There were many critics of the Pennsylvania system, one noteworthy critic being Charles Dickens who recounts his 1842 visit to Eastern State Penitentiary in his travel journal, American Notes for General Circulation. The chapter titled “Philadelphia and the Solitary Prison reads:
“In its intention I am well convinced that it is kind, humane, and meant for reformation; but I am persuaded that those who designed this system of Prison Discipline, and those benevolent gentleman who carry it into execution, do not know what it is that they are doing….I hold this slow and daily tampering with the mysteries of the brain to be immeasurably worse than any torture of the body; and because its ghastly signs and tokens are not so palpable to the eye,… and it extorts few cries that human ears can hear; therefore I the more denounce it, as a secret punishment in which slumbering humanity is not roused up to stay.”

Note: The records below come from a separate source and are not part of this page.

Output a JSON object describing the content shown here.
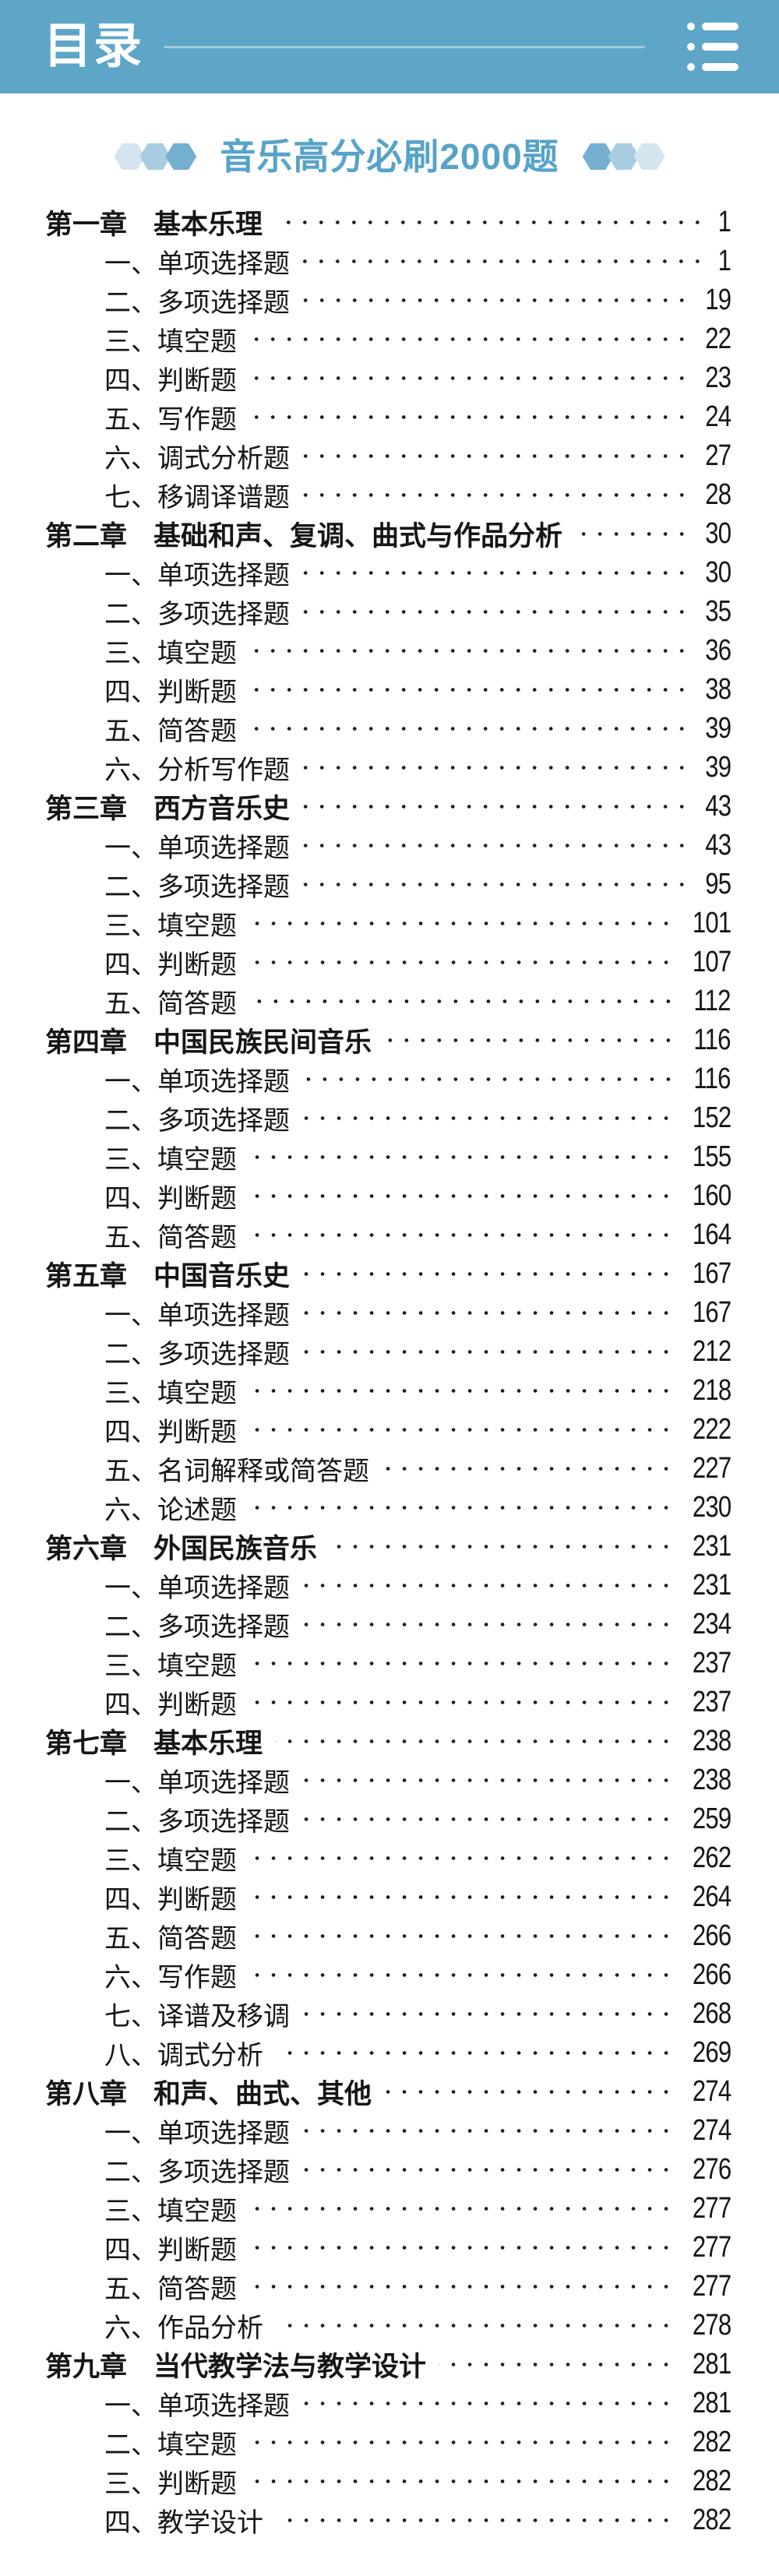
{
  "header": {
    "title": "目录",
    "menu_icon": "list-menu-icon"
  },
  "banner": {
    "title": "音乐高分必刷2000题",
    "decor": "hexagons"
  },
  "colors": {
    "appbar_bg": "#5ea6c8",
    "banner_title": "#57a3c8",
    "hex_light": "#d4e5ef",
    "hex_mid": "#a9cde0",
    "hex_dark": "#74afd1",
    "text": "#161616"
  },
  "toc": {
    "chapters": [
      {
        "label": "第一章",
        "title": "基本乐理",
        "page": "1",
        "items": [
          {
            "label": "一、",
            "title": "单项选择题",
            "page": "1"
          },
          {
            "label": "二、",
            "title": "多项选择题",
            "page": "19"
          },
          {
            "label": "三、",
            "title": "填空题",
            "page": "22"
          },
          {
            "label": "四、",
            "title": "判断题",
            "page": "23"
          },
          {
            "label": "五、",
            "title": "写作题",
            "page": "24"
          },
          {
            "label": "六、",
            "title": "调式分析题",
            "page": "27"
          },
          {
            "label": "七、",
            "title": "移调译谱题",
            "page": "28"
          }
        ]
      },
      {
        "label": "第二章",
        "title": "基础和声、复调、曲式与作品分析",
        "page": "30",
        "items": [
          {
            "label": "一、",
            "title": "单项选择题",
            "page": "30"
          },
          {
            "label": "二、",
            "title": "多项选择题",
            "page": "35"
          },
          {
            "label": "三、",
            "title": "填空题",
            "page": "36"
          },
          {
            "label": "四、",
            "title": "判断题",
            "page": "38"
          },
          {
            "label": "五、",
            "title": "简答题",
            "page": "39"
          },
          {
            "label": "六、",
            "title": "分析写作题",
            "page": "39"
          }
        ]
      },
      {
        "label": "第三章",
        "title": "西方音乐史",
        "page": "43",
        "items": [
          {
            "label": "一、",
            "title": "单项选择题",
            "page": "43"
          },
          {
            "label": "二、",
            "title": "多项选择题",
            "page": "95"
          },
          {
            "label": "三、",
            "title": "填空题",
            "page": "101"
          },
          {
            "label": "四、",
            "title": "判断题",
            "page": "107"
          },
          {
            "label": "五、",
            "title": "简答题",
            "page": "112"
          }
        ]
      },
      {
        "label": "第四章",
        "title": "中国民族民间音乐",
        "page": "116",
        "items": [
          {
            "label": "一、",
            "title": "单项选择题",
            "page": "116"
          },
          {
            "label": "二、",
            "title": "多项选择题",
            "page": "152"
          },
          {
            "label": "三、",
            "title": "填空题",
            "page": "155"
          },
          {
            "label": "四、",
            "title": "判断题",
            "page": "160"
          },
          {
            "label": "五、",
            "title": "简答题",
            "page": "164"
          }
        ]
      },
      {
        "label": "第五章",
        "title": "中国音乐史",
        "page": "167",
        "items": [
          {
            "label": "一、",
            "title": "单项选择题",
            "page": "167"
          },
          {
            "label": "二、",
            "title": "多项选择题",
            "page": "212"
          },
          {
            "label": "三、",
            "title": "填空题",
            "page": "218"
          },
          {
            "label": "四、",
            "title": "判断题",
            "page": "222"
          },
          {
            "label": "五、",
            "title": "名词解释或简答题",
            "page": "227"
          },
          {
            "label": "六、",
            "title": "论述题",
            "page": "230"
          }
        ]
      },
      {
        "label": "第六章",
        "title": "外国民族音乐",
        "page": "231",
        "items": [
          {
            "label": "一、",
            "title": "单项选择题",
            "page": "231"
          },
          {
            "label": "二、",
            "title": "多项选择题",
            "page": "234"
          },
          {
            "label": "三、",
            "title": "填空题",
            "page": "237"
          },
          {
            "label": "四、",
            "title": "判断题",
            "page": "237"
          }
        ]
      },
      {
        "label": "第七章",
        "title": "基本乐理",
        "page": "238",
        "items": [
          {
            "label": "一、",
            "title": "单项选择题",
            "page": "238"
          },
          {
            "label": "二、",
            "title": "多项选择题",
            "page": "259"
          },
          {
            "label": "三、",
            "title": "填空题",
            "page": "262"
          },
          {
            "label": "四、",
            "title": "判断题",
            "page": "264"
          },
          {
            "label": "五、",
            "title": "简答题",
            "page": "266"
          },
          {
            "label": "六、",
            "title": "写作题",
            "page": "266"
          },
          {
            "label": "七、",
            "title": "译谱及移调",
            "page": "268"
          },
          {
            "label": "八、",
            "title": "调式分析",
            "page": "269"
          }
        ]
      },
      {
        "label": "第八章",
        "title": "和声、曲式、其他",
        "page": "274",
        "items": [
          {
            "label": "一、",
            "title": "单项选择题",
            "page": "274"
          },
          {
            "label": "二、",
            "title": "多项选择题",
            "page": "276"
          },
          {
            "label": "三、",
            "title": "填空题",
            "page": "277"
          },
          {
            "label": "四、",
            "title": "判断题",
            "page": "277"
          },
          {
            "label": "五、",
            "title": "简答题",
            "page": "277"
          },
          {
            "label": "六、",
            "title": "作品分析",
            "page": "278"
          }
        ]
      },
      {
        "label": "第九章",
        "title": "当代教学法与教学设计",
        "page": "281",
        "items": [
          {
            "label": "一、",
            "title": "单项选择题",
            "page": "281"
          },
          {
            "label": "二、",
            "title": "填空题",
            "page": "282"
          },
          {
            "label": "三、",
            "title": "判断题",
            "page": "282"
          },
          {
            "label": "四、",
            "title": "教学设计",
            "page": "282"
          }
        ]
      }
    ]
  }
}
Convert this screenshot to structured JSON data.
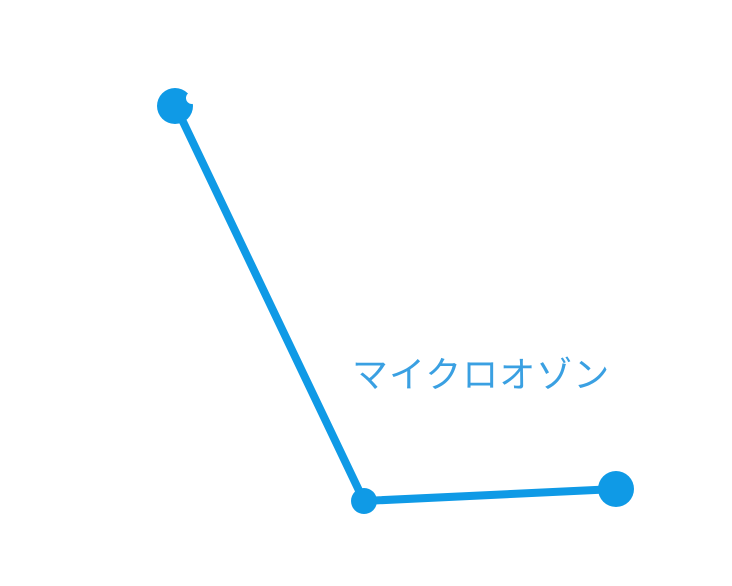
{
  "diagram": {
    "label": "マイクロオゾン",
    "colors": {
      "line": "#0f9ae6",
      "label": "#3aa0e2"
    }
  }
}
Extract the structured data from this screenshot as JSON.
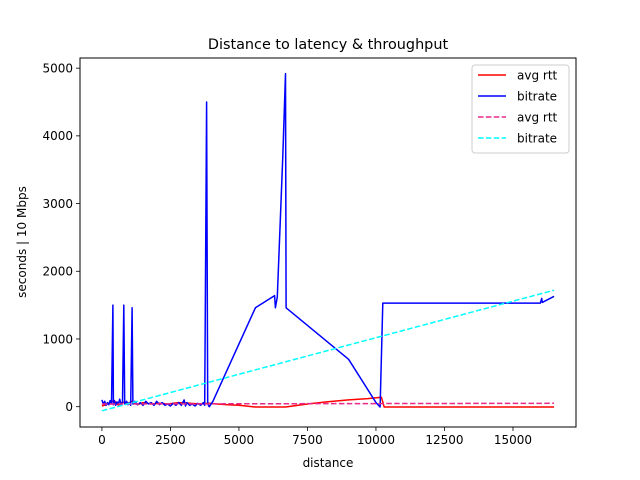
{
  "chart_data": {
    "type": "line",
    "title": "Distance to latency & throughput",
    "xlabel": "distance",
    "ylabel": "seconds    |    10 Mbps",
    "xlim": [
      -800,
      17300
    ],
    "ylim": [
      -300,
      5150
    ],
    "xticks": [
      0,
      2500,
      5000,
      7500,
      10000,
      12500,
      15000
    ],
    "yticks": [
      0,
      1000,
      2000,
      3000,
      4000,
      5000
    ],
    "grid": false,
    "legend_position": "top-right",
    "series": [
      {
        "name": "avg rtt",
        "color": "#ff0000",
        "style": "solid",
        "points": [
          [
            0,
            10
          ],
          [
            150,
            30
          ],
          [
            300,
            60
          ],
          [
            450,
            90
          ],
          [
            600,
            20
          ],
          [
            750,
            70
          ],
          [
            900,
            40
          ],
          [
            1100,
            80
          ],
          [
            1300,
            30
          ],
          [
            1500,
            60
          ],
          [
            1800,
            40
          ],
          [
            2100,
            50
          ],
          [
            2400,
            40
          ],
          [
            2800,
            60
          ],
          [
            3200,
            50
          ],
          [
            3600,
            40
          ],
          [
            3900,
            50
          ],
          [
            4200,
            40
          ],
          [
            4600,
            30
          ],
          [
            5000,
            20
          ],
          [
            5600,
            -5
          ],
          [
            6200,
            -5
          ],
          [
            6700,
            -5
          ],
          [
            7500,
            40
          ],
          [
            8200,
            70
          ],
          [
            9000,
            100
          ],
          [
            9700,
            120
          ],
          [
            10200,
            140
          ],
          [
            10300,
            -5
          ],
          [
            12000,
            -5
          ],
          [
            14000,
            -5
          ],
          [
            16500,
            -5
          ]
        ]
      },
      {
        "name": "bitrate",
        "color": "#0000ff",
        "style": "solid",
        "points": [
          [
            0,
            100
          ],
          [
            50,
            40
          ],
          [
            100,
            80
          ],
          [
            150,
            20
          ],
          [
            200,
            60
          ],
          [
            250,
            30
          ],
          [
            300,
            90
          ],
          [
            350,
            40
          ],
          [
            400,
            1500
          ],
          [
            420,
            30
          ],
          [
            450,
            90
          ],
          [
            500,
            20
          ],
          [
            550,
            70
          ],
          [
            600,
            40
          ],
          [
            650,
            110
          ],
          [
            700,
            30
          ],
          [
            750,
            60
          ],
          [
            800,
            1500
          ],
          [
            830,
            40
          ],
          [
            900,
            80
          ],
          [
            950,
            30
          ],
          [
            1000,
            60
          ],
          [
            1050,
            20
          ],
          [
            1100,
            1460
          ],
          [
            1130,
            40
          ],
          [
            1200,
            80
          ],
          [
            1300,
            30
          ],
          [
            1400,
            60
          ],
          [
            1500,
            20
          ],
          [
            1600,
            80
          ],
          [
            1700,
            40
          ],
          [
            1800,
            60
          ],
          [
            1900,
            20
          ],
          [
            2000,
            80
          ],
          [
            2100,
            30
          ],
          [
            2200,
            60
          ],
          [
            2300,
            20
          ],
          [
            2400,
            40
          ],
          [
            2500,
            10
          ],
          [
            2600,
            50
          ],
          [
            2700,
            20
          ],
          [
            2800,
            60
          ],
          [
            2900,
            20
          ],
          [
            3000,
            100
          ],
          [
            3050,
            10
          ],
          [
            3100,
            60
          ],
          [
            3200,
            20
          ],
          [
            3300,
            40
          ],
          [
            3400,
            10
          ],
          [
            3500,
            50
          ],
          [
            3600,
            20
          ],
          [
            3700,
            60
          ],
          [
            3750,
            20
          ],
          [
            3820,
            4500
          ],
          [
            3860,
            40
          ],
          [
            3920,
            0
          ],
          [
            4050,
            80
          ],
          [
            5600,
            1460
          ],
          [
            6300,
            1640
          ],
          [
            6330,
            1460
          ],
          [
            6400,
            1620
          ],
          [
            6600,
            3700
          ],
          [
            6700,
            4920
          ],
          [
            6720,
            1460
          ],
          [
            9000,
            700
          ],
          [
            10000,
            60
          ],
          [
            10150,
            -5
          ],
          [
            10250,
            1530
          ],
          [
            13000,
            1530
          ],
          [
            16000,
            1530
          ],
          [
            16050,
            1600
          ],
          [
            16070,
            1540
          ],
          [
            16500,
            1630
          ]
        ]
      },
      {
        "name": "avg rtt",
        "color": "#e7298a",
        "style": "dashed",
        "points": [
          [
            0,
            40
          ],
          [
            16500,
            50
          ]
        ]
      },
      {
        "name": "bitrate",
        "color": "#00ffff",
        "style": "dashed",
        "points": [
          [
            0,
            -60
          ],
          [
            16500,
            1720
          ]
        ]
      }
    ]
  }
}
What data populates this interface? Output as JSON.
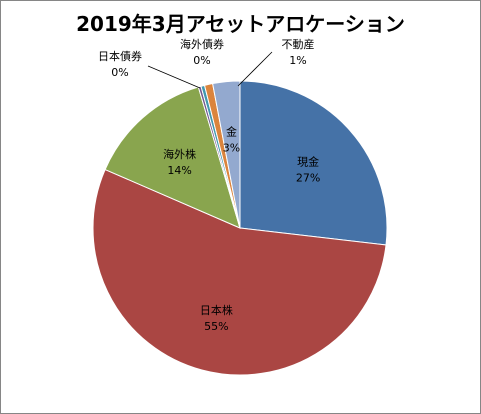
{
  "chart_data": {
    "type": "pie",
    "title": "2019年3月アセットアロケーション",
    "start_angle_deg": 0,
    "direction": "clockwise",
    "slices": [
      {
        "label": "現金",
        "value": 27,
        "display": "27%",
        "color": "#4572A7",
        "label_placement": "inside"
      },
      {
        "label": "日本株",
        "value": 55,
        "display": "55%",
        "color": "#AA4643",
        "label_placement": "inside"
      },
      {
        "label": "海外株",
        "value": 14,
        "display": "14%",
        "color": "#89A54E",
        "label_placement": "inside"
      },
      {
        "label": "日本債券",
        "value": 0.3,
        "display": "0%",
        "color": "#71588F",
        "label_placement": "outside-left"
      },
      {
        "label": "海外債券",
        "value": 0.4,
        "display": "0%",
        "color": "#4198AF",
        "label_placement": "outside-top"
      },
      {
        "label": "不動産",
        "value": 0.9,
        "display": "1%",
        "color": "#DB843D",
        "label_placement": "outside-top-right"
      },
      {
        "label": "金",
        "value": 3,
        "display": "3%",
        "color": "#93A9CF",
        "label_placement": "inside"
      }
    ],
    "legend": "none"
  }
}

Eastern State officially abandoned the solitary confinement system in 1913 due to overcrowding and operated as a congregate prison until its closure in 1970, although it briefly housed inmates in 1971 after a riot at Holmesburg Prison. The City of Philadelphia purchased the property with the intention of redeveloping it. The site had several proposals, including a mall and a luxury apartment complex surrounded by the old prison walls. During this time, a forest grew within the prison walls and cell blocks. In 1988, the Eastern State Penitentiary Task Force successfully petitioned Mayor Wilson Goode to halt redevelopment. In 1994, Eastern State opened to the public for historic tours. Today, it operates as a museum and historic site and is open year-round. It was listed on the National Register of Historic Places on October 15, 1966, and was designated a U.S. National Historic Landmark on June 23, 1965.